Duplicate Invoice Detection

A duplicate invoice is an invoice that has already been received and processed -- intentionally resubmitted to obtain a second payment, or accidentally submitted twice through different channels. A duplicate payment is the result: the same liability paid twice. The two concepts are closely linked but distinct. Some duplicate payments stem from genuine supplier error; others are deliberate fraud. Both cost money and require a recovery process that is slower and more expensive than prevention.

Duplicate invoices and payments are more prevalent than most businesses realise. Research from the Institute of Financial Operations consistently finds that between 0.1 and 0.8 percent of all invoices processed by mid-market businesses result in a duplicate payment. At AU$10,000 average invoice value and 500 invoices per month, that is between AU$5,000 and AU$40,000 per month in overpayments -- most of which sit unrecovered until the next supplier statement reconciliation, if one is done at all.

How duplicates enter the AP process

The most common source of accidental duplicate invoices is multichannel invoice submission. Suppliers send invoices by email, then follow up with a copy when they have not heard back, then submit again through a supplier portal. Without centralised duplicate detection, each submission enters the AP queue as a separate item. If different team members process different channels without cross-checking, the same invoice can be approved and paid multiple times before anyone notices.
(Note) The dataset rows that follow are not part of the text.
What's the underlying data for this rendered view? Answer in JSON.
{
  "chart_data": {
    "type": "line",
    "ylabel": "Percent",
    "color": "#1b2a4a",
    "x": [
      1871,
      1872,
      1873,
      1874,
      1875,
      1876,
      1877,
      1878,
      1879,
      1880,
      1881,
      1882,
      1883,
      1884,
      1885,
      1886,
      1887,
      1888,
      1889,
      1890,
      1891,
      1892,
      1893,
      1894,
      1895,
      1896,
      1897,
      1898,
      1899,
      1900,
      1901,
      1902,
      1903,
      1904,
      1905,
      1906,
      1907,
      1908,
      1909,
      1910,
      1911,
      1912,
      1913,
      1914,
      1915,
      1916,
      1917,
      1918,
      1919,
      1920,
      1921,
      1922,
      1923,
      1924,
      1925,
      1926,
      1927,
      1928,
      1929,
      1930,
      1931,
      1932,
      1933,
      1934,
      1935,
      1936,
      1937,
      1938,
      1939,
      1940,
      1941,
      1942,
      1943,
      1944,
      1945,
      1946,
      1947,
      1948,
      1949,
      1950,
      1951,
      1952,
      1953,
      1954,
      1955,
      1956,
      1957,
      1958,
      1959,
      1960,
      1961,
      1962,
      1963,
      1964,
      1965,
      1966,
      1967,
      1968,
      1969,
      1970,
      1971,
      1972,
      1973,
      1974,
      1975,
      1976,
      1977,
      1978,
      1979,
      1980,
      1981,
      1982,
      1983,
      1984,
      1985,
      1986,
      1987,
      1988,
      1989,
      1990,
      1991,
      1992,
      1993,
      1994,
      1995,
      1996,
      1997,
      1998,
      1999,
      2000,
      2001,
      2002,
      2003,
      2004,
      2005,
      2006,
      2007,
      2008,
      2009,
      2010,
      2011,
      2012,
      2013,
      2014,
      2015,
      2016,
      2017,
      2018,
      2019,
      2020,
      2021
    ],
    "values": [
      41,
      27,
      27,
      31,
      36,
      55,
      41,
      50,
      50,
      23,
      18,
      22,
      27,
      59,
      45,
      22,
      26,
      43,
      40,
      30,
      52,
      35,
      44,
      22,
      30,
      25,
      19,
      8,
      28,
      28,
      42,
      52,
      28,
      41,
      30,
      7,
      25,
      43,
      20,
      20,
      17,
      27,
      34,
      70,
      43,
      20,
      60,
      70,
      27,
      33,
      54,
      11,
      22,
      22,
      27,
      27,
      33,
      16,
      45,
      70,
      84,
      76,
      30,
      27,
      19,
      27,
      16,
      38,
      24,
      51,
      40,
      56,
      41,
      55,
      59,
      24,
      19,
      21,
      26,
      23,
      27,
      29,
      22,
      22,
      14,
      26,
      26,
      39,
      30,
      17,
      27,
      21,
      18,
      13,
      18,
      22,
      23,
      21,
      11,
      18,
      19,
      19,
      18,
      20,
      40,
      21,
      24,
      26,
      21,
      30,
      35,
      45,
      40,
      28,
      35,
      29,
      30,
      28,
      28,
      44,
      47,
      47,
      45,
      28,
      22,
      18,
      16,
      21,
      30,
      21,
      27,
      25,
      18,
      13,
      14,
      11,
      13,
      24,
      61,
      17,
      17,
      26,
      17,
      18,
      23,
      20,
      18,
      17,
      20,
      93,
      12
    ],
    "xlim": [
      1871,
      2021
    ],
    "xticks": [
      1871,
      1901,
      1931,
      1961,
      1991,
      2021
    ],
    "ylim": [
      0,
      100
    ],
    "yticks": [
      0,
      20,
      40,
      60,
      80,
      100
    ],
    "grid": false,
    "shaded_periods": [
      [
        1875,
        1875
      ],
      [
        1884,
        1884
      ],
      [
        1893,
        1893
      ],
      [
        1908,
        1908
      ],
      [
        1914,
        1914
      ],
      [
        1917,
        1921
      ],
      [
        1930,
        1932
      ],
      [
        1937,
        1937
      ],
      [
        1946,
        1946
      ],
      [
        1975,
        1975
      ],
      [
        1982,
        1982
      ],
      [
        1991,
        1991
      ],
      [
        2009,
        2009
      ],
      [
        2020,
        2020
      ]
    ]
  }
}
Deliberate duplicate fraud typically exploits gaps in the detection process more specifically. A fraudster submitting duplicate invoices intentionally may vary the invoice number slightly (INV-1001 vs. INV1001 vs. Invoice 1001), change the date, or wait several months between submissions to reduce the chance of a manual match. If the business's duplicate check relies on exact string matching of invoice numbers, these small variations bypass it entirely.

Internal staff processing invoices can also create duplicates accidentally through data entry errors -- keying an invoice number incorrectly, processing the same email attachment twice, or failing to mark an invoice as processed in a shared spreadsheet before a colleague picks it up.

Detection approaches

Manual duplicate detection relies on AP staff checking each new invoice against recent payment records before processing. This works at very low volumes but fails quickly as invoice volumes grow -- a team processing 200 invoices per week cannot realistically cross-check each one against thousands of historical records.
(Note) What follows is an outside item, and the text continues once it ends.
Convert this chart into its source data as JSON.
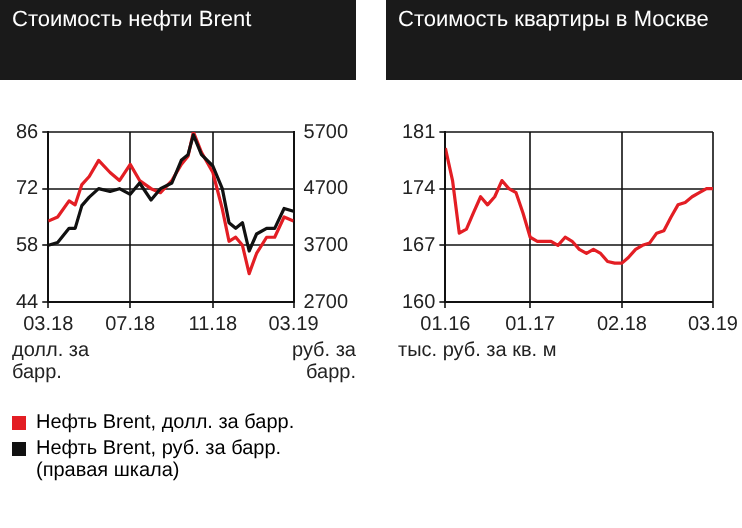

Automated duplicate detection uses fuzzy matching algorithms to flag invoices where the supplier, amount, date, and invoice number combination is identical or near-identical to an invoice already in the system. "Near-identical" matching is critical: exact matching misses the small variations that deliberate fraud uses to evade detection. A well-configured duplicate detection rule should flag invoices where two or more of the following match within a tolerance: supplier name or ABN, invoice amount within a rounding threshold, invoice number with minor variations, and invoice date within a defined window.

Flagged duplicates should enter a review queue rather than being automatically rejected, because legitimate situations do exist -- a credit note followed by a re-invoice at the same amount, for example. The review process should document why a flagged invoice was cleared or rejected, creating an audit trail that supports both fraud investigation and process improvement.

Recovery when duplicates are paid

Recovering a duplicate payment from a supplier is usually straightforward if the relationship is ongoing and the supplier is cooperative. The payment can be offset against the next invoice. Where the supplier disputes the overpayment, a formal claim supported by payment records and the original invoice is typically required. For cases where the "supplier" is a fraudster with no ongoing relationship, recovery through the business's bank via a recall request is possible if initiated quickly -- Australian banks generally have a 10-business-day window for effective payment recall -- but success rates decline sharply after the funds have been transferred out of the receiving account.